Lead Snowflake Engineer, Cloud Site Reliability Engineering
London Stock Exchange Group, St Louis, United States
Role Profile
The Lead Snowflake Site Reliability Engineer (SRE) will be responsible for ensuring the reliability, availability, and scalability of our systems while driving continuous improvement through automation and data analysis. This includes monitoring systems, identifying and resolving issues, and implementing automation to enhance efficiency. The SRE will collaborate closely with development and platform teams to ensure our systems are reliable and scalable. The role involves working with technologies such as Snowflake, GitLab, Python, Docker, Terraform, AWS, and Azure.
Responsibilities
- Site Reliability: Provide recommendations to teams on issue resolution, CI/CD automation, and developing tools to improve the DevOps framework.
- Observability: Manage system metrics to ensure comprehensive understanding of system health.
- Build: Collaborate with the Snowflake Platform team to develop monitoring capabilities for Operations, Security, and Financial Operations.
- Compliance: Ensure adherence to internal security policies and standards.
- Incident Response: Assist in incident management, root cause analysis, and post-mortem reviews.
- Scalability and Cloud Migration: Design and implement scalable cloud solutions and migrate systems to cloud environments.
- Adaptability to Change: Keep systems up-to-date through upgrades, patches, and migrations, adapting to evolving technologies and industry trends.
- CI/CD Processes: Support and develop CI/CD pipelines on GitLab to enhance automation.
- Change & Release: Support change management processes for new services and deployments.
- Documentation: Create comprehensive documentation to support observability, automation, and system resiliency.
- Center of Excellence (CoE): Contribute to best practices, standards, and guidance for integration and engineering practices.
- Level Objectives: Document and understand SLIs, SLOs, SLAs, KPIs, and OKRs.
- On-Call Support: Participate in on-call rotations to ensure continuous system reliability.
- Culture: Promote a customer-focused and continuous improvement mindset within the SRE team.
Candidate Profile / Key Skills
- Minimum 6 years of industry experience, preferably in financial services.
- Bachelor's degree or equivalent in Computer Science, IT, or related field.
- Experience with Snowflake, ideally in an administrative capacity.
- Proven leadership with mentoring and guiding engineers.
- Strong programming/scripting skills, especially Python, Bash, PowerShell.
- Experience with cloud platforms (AWS, Azure).
- Familiarity with CI/CD tools (GitLab CI, Jenkins), with GitLab preferred.
- Experience with infrastructure automation tools like Terraform, Ansible.
- Proficiency in version control systems (Git).

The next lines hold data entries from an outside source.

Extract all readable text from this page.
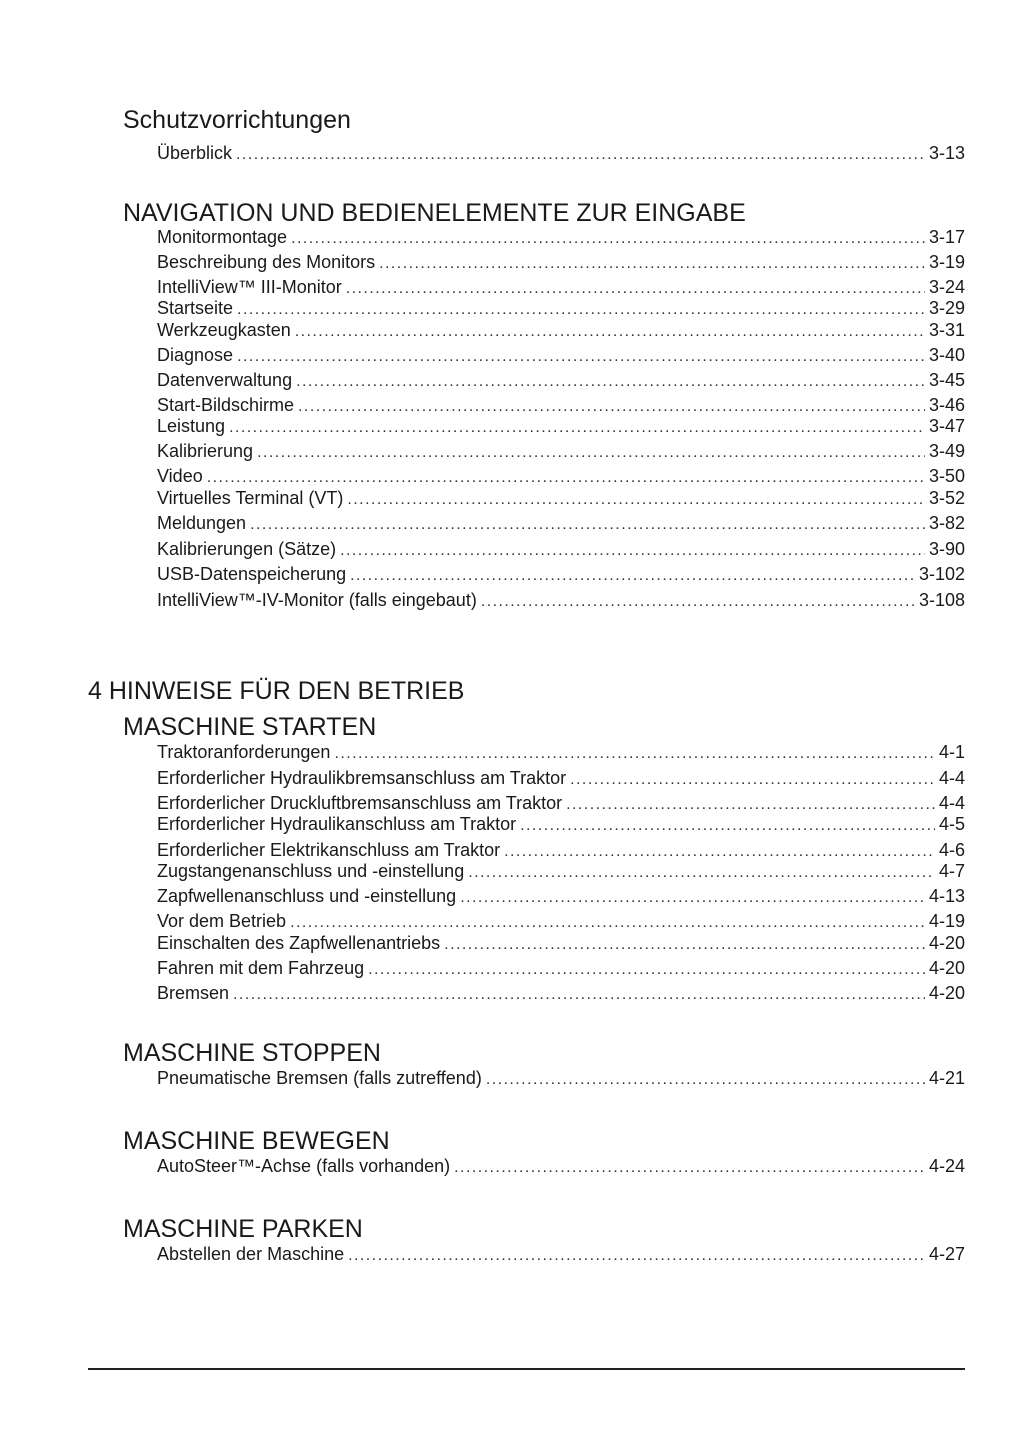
Schutzvorrichtungen
Überblick . . .	3-13
NAVIGATION UND BEDIENELEMENTE ZUR EINGABE
Monitormontage . . .	3-17
Beschreibung des Monitors . . .	3-19
IntelliView™ III-Monitor . . .	3-24
Startseite . . .	3-29
Werkzeugkasten . . .	3-31
Diagnose . . .	3-40
Datenverwaltung . . .	3-45
Start-Bildschirme . . .	3-46
Leistung . . .	3-47
Kalibrierung . . .	3-49
Video . . .	3-50
Virtuelles Terminal (VT) . . .	3-52
Meldungen . . .	3-82
Kalibrierungen (Sätze) . . .	3-90
USB-Datenspeicherung . . .	3-102
IntelliView™-IV-Monitor (falls eingebaut) . . .	3-108
4 HINWEISE FÜR DEN BETRIEB
MASCHINE STARTEN
Traktoranforderungen . . .	4-1
Erforderlicher Hydraulikbremsanschluss am Traktor . . .	4-4
Erforderlicher Druckluftbremsanschluss am Traktor . . .	4-4
Erforderlicher Hydraulikanschluss am Traktor . . .	4-5
Erforderlicher Elektrikanschluss am Traktor . . .	4-6
Zugstangenanschluss und -einstellung . . .	4-7
Zapfwellenanschluss und -einstellung . . .	4-13
Vor dem Betrieb . . .	4-19
Einschalten des Zapfwellenantriebs . . .	4-20
Fahren mit dem Fahrzeug . . .	4-20
Bremsen . . .	4-20
MASCHINE STOPPEN
Pneumatische Bremsen (falls zutreffend) . . .	4-21
MASCHINE BEWEGEN
AutoSteer™-Achse (falls vorhanden) . . .	4-24
MASCHINE PARKEN
Abstellen der Maschine . . .	4-27
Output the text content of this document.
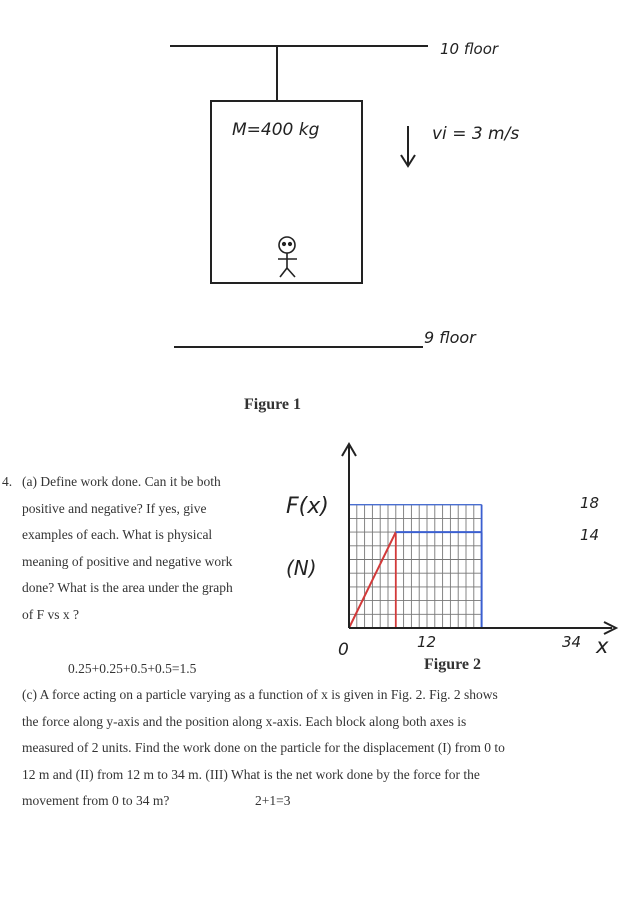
10 floor
M=400 kg	vi = 3 m/s
9 floor
Figure 1
4. (a) Define work done. Can it be both
positive and negative? If yes, give
examples of each. What is physical
meaning of positive and negative work
done? What is the area under the graph
of F vs x ?
F(x)
(N)
0	12	34 x
18
14
Figure 2
0.25+0.25+0.5+0.5=1.5
(c) A force acting on a particle varying as a function of x is given in Fig. 2. Fig. 2 shows
the force along y-axis and the position along x-axis. Each block along both axes is
measured of 2 units. Find the work done on the particle for the displacement (I) from 0 to
12 m and (II) from 12 m to 34 m. (III) What is the net work done by the force for the
movement from 0 to 34 m?	2+1=3
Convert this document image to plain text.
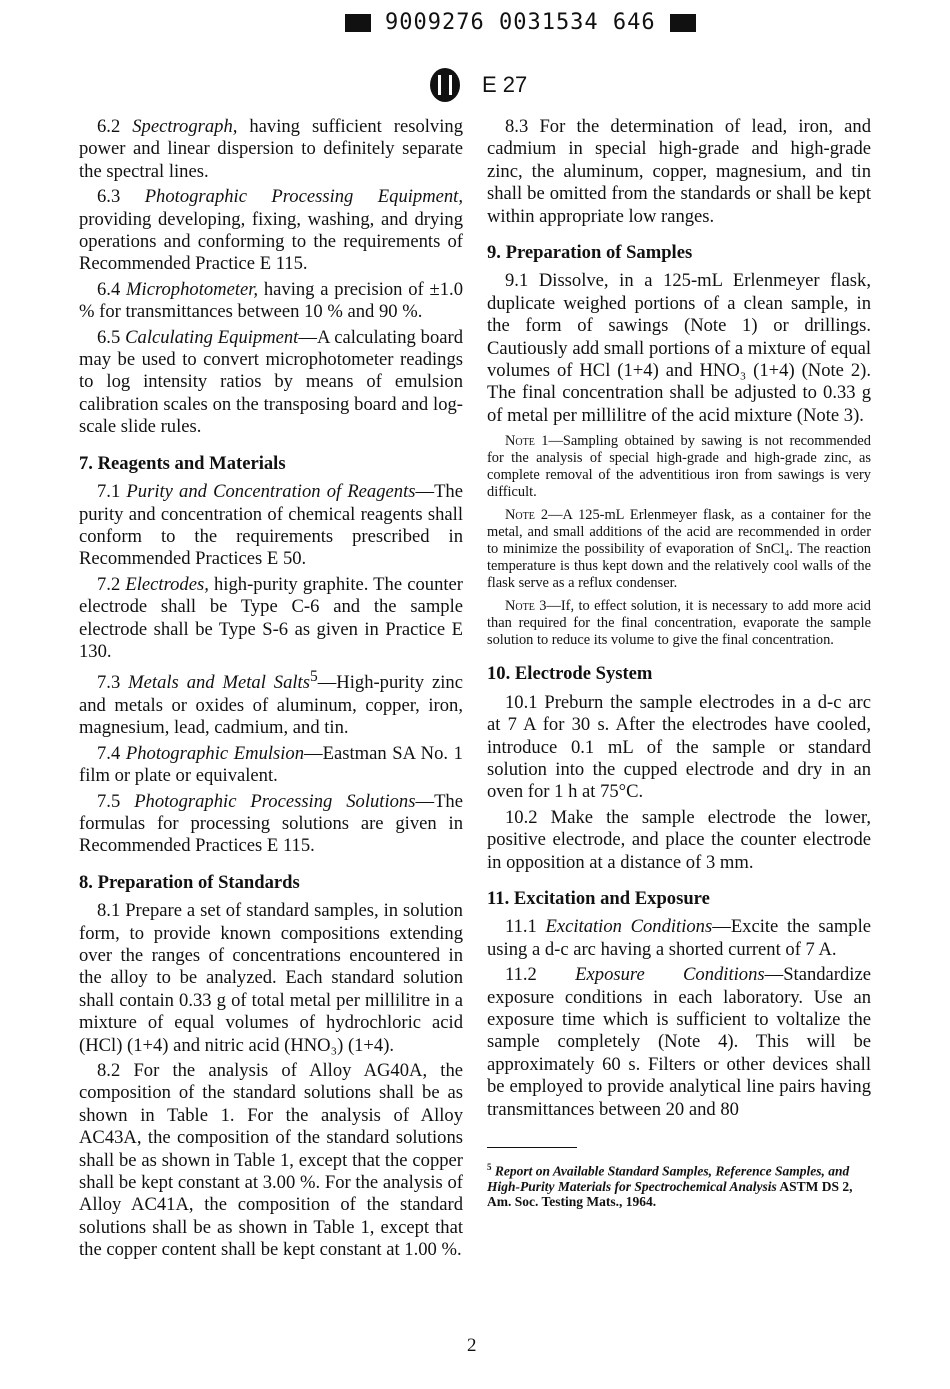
9009276 0031534 646
E 27

6.2 Spectrograph, having sufficient resolving power and linear dispersion to definitely separate the spectral lines.

6.3 Photographic Processing Equipment, providing developing, fixing, washing, and drying operations and conforming to the requirements of Recommended Practice E 115.

6.4 Microphotometer, having a precision of ±1.0 % for transmittances between 10 % and 90 %.

6.5 Calculating Equipment—A calculating board may be used to convert microphotometer readings to log intensity ratios by means of emulsion calibration scales on the transposing board and log-scale slide rules.

7. Reagents and Materials

7.1 Purity and Concentration of Reagents—The purity and concentration of chemical reagents shall conform to the requirements prescribed in Recommended Practices E 50.

7.2 Electrodes, high-purity graphite. The counter electrode shall be Type C-6 and the sample electrode shall be Type S-6 as given in Practice E 130.

7.3 Metals and Metal Salts$^5$—High-purity zinc and metals or oxides of aluminum, copper, iron, magnesium, lead, cadmium, and tin.

7.4 Photographic Emulsion—Eastman SA No. 1 film or plate or equivalent.

7.5 Photographic Processing Solutions—The formulas for processing solutions are given in Recommended Practices E 115.

8. Preparation of Standards

8.1 Prepare a set of standard samples, in solution form, to provide known compositions extending over the ranges of concentrations encountered in the alloy to be analyzed. Each standard solution shall contain 0.33 g of total metal per millilitre in a mixture of equal volumes of hydrochloric acid (HCl) (1+4) and nitric acid (HNO₃) (1+4).

8.2 For the analysis of Alloy AG40A, the composition of the standard solutions shall be as shown in Table 1. For the analysis of Alloy AC43A, the composition of the standard solutions shall be as shown in Table 1, except that the copper shall be kept constant at 3.00 %. For the analysis of Alloy AC41A, the composition of the standard solutions shall be as shown in Table 1, except that the copper content shall be kept constant at 1.00 %.

8.3 For the determination of lead, iron, and cadmium in special high-grade and high-grade zinc, the aluminum, copper, magnesium, and tin shall be omitted from the standards or shall be kept within appropriate low ranges.

9. Preparation of Samples

9.1 Dissolve, in a 125-mL Erlenmeyer flask, duplicate weighed portions of a clean sample, in the form of sawings (Note 1) or drillings. Cautiously add small portions of a mixture of equal volumes of HCl (1+4) and HNO₃ (1+4) (Note 2). The final concentration shall be adjusted to 0.33 g of metal per millilitre of the acid mixture (Note 3).

Note 1—Sampling obtained by sawing is not recommended for the analysis of special high-grade and high-grade zinc, as complete removal of the adventitious iron from sawings is very difficult.

Note 2—A 125-mL Erlenmeyer flask, as a container for the metal, and small additions of the acid are recommended in order to minimize the possibility of evaporation of SnCl₄. The reaction temperature is thus kept down and the relatively cool walls of the flask serve as a reflux condenser.

Note 3—If, to effect solution, it is necessary to add more acid than required for the final concentration, evaporate the sample solution to reduce its volume to give the final concentration.

10. Electrode System

10.1 Preburn the sample electrodes in a d-c arc at 7 A for 30 s. After the electrodes have cooled, introduce 0.1 mL of the sample or standard solution into the cupped electrode and dry in an oven for 1 h at 75°C.

10.2 Make the sample electrode the lower, positive electrode, and place the counter electrode in opposition at a distance of 3 mm.

11. Excitation and Exposure

11.1 Excitation Conditions—Excite the sample using a d-c arc having a shorted current of 7 A.

11.2 Exposure Conditions—Standardize exposure conditions in each laboratory. Use an exposure time which is sufficient to voltalize the sample completely (Note 4). This will be approximately 60 s. Filters or other devices shall be employed to provide analytical line pairs having transmittances between 20 and 80

$^5$ Report on Available Standard Samples, Reference Samples, and High-Purity Materials for Spectrochemical Analysis ASTM DS 2, Am. Soc. Testing Mats., 1964.
2
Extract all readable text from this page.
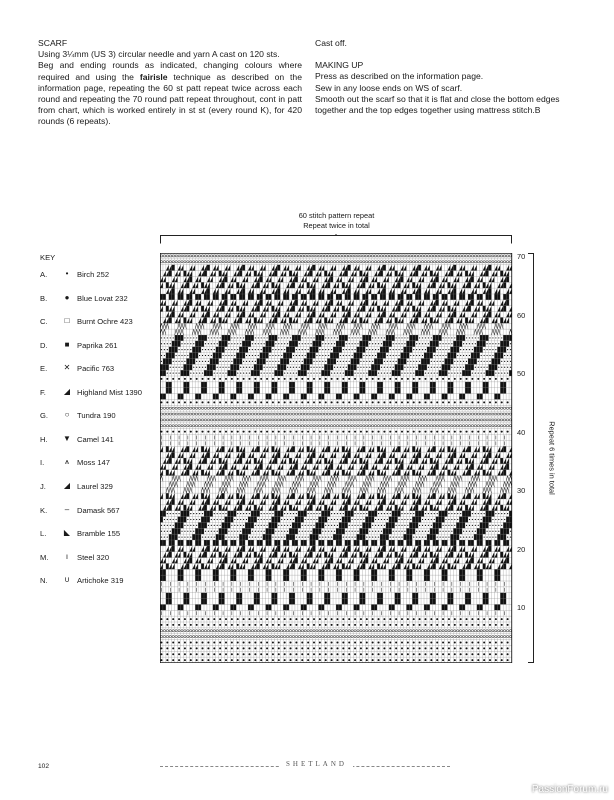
SCARF

Using 3¼mm (US 3) circular needle and yarn A cast on 120 sts.

Beg and ending rounds as indicated, changing colours where required and using the fairisle technique as described on the information page, repeating the 60 st patt repeat twice across each round and repeating the 70 round patt repeat throughout, cont in patt from chart, which is worked entirely in st st (every round K), for 420 rounds (6 repeats).

Cast off.

MAKING UP

Press as described on the information page.

Sew in any loose ends on WS of scarf.

Smooth out the scarf so that it is flat and close the bottom edges together and the top edges together using mattress stitch.B

60 stitch pattern repeat
Repeat twice in total
KEY
A.	•	Birch 252
B.	● Blue Lovat 232
C.	□ Burnt Ochre 423
D.	■ Paprika 261
E. ✕ Pacific 763
F. ◢ Highland Mist 1390
G.	○ Tundra 190
H. ▼ Camel 141
I.	⩚	Moss 147
J. ◢ Laurel 329
K.	–	Damask 567
L. ◣ Bramble 155
M.	ı	Steel 320
N. ∪ Artichoke 319
70
60
50
40
30
20
10
Repeat 6 times in total
102	SHETLAND
PassionForum.ru
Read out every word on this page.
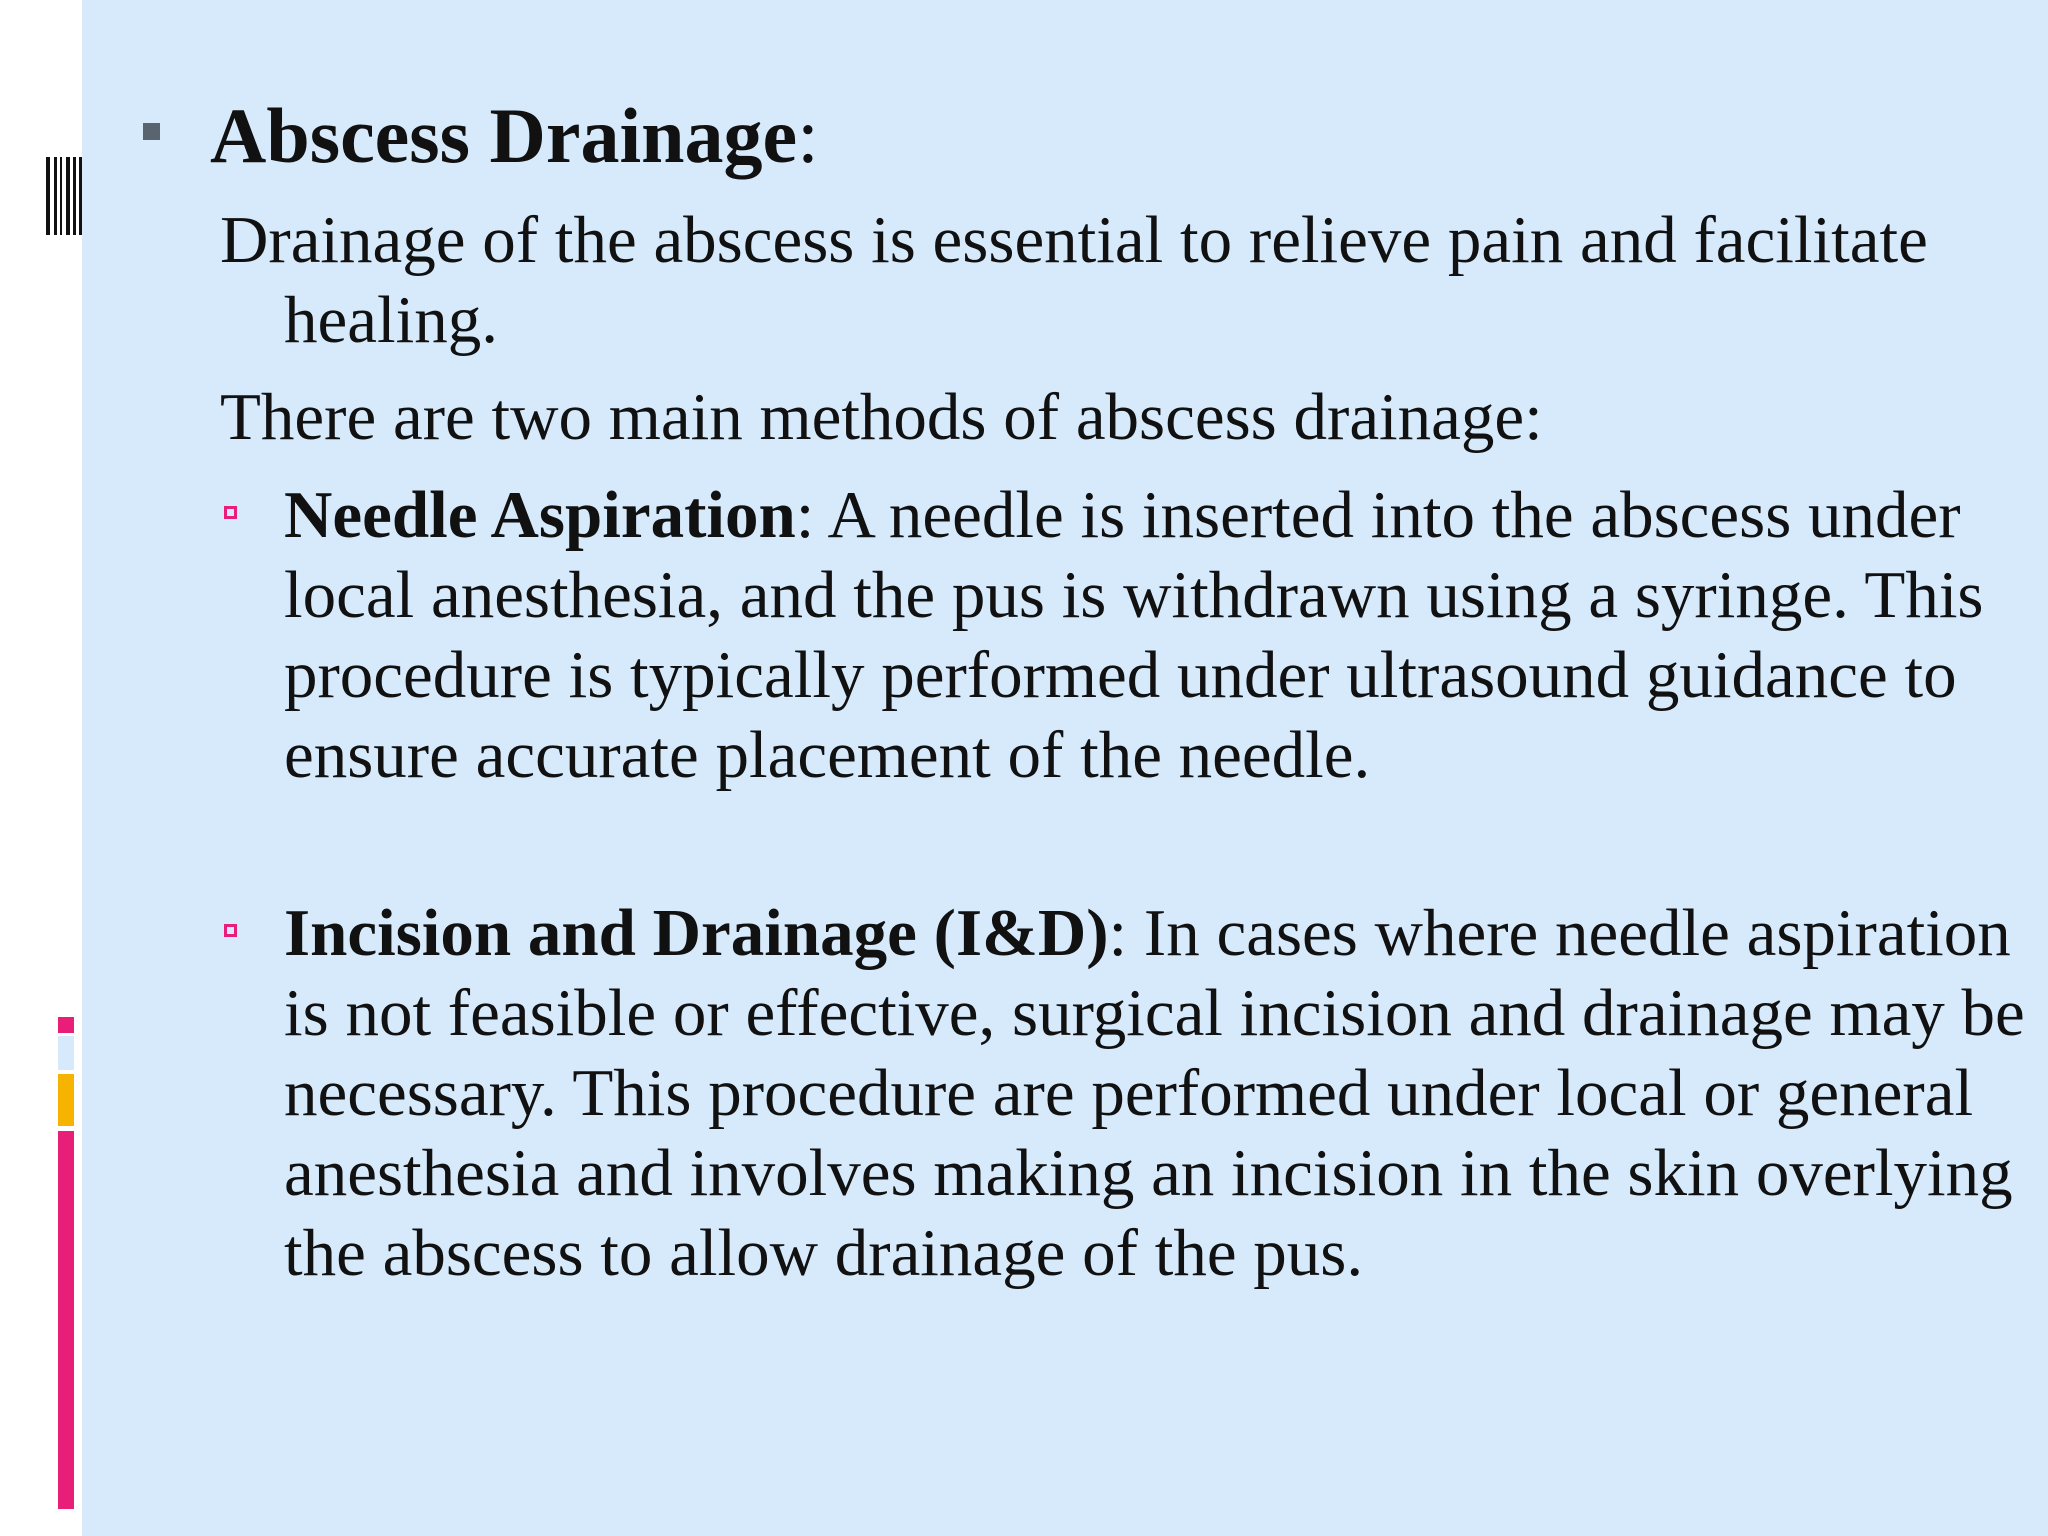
Abscess Drainage:
Drainage of the abscess is essential to relieve pain and facilitate healing.
There are two main methods of abscess drainage:
Needle Aspiration: A needle is inserted into the abscess under local anesthesia, and the pus is withdrawn using a syringe. This procedure is typically performed under ultrasound guidance to ensure accurate placement of the needle.
Incision and Drainage (I&D): In cases where needle aspiration is not feasible or effective, surgical incision and drainage may be necessary. This procedure are performed under local or general anesthesia and involves making an incision in the skin overlying the abscess to allow drainage of the pus.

- Experience with APM tools such as DataDog, Grafana.
- Knowledge of SQL and relational databases.
- Excellent communication and collaboration skills.
- Skills in cost optimization techniques.
- Proactive, resilient, positive attitude.
- Strong problem-solving and decision-making abilities.
London Stock Exchange Group is a leading global financial markets infrastructure and data provider committed to driving financial stability and sustainable growth. Our values of Integrity, Partnership, Excellence, and Change underpin our culture and decision-making. We offer a diverse, inclusive workplace and support initiatives for sustainability and economic growth.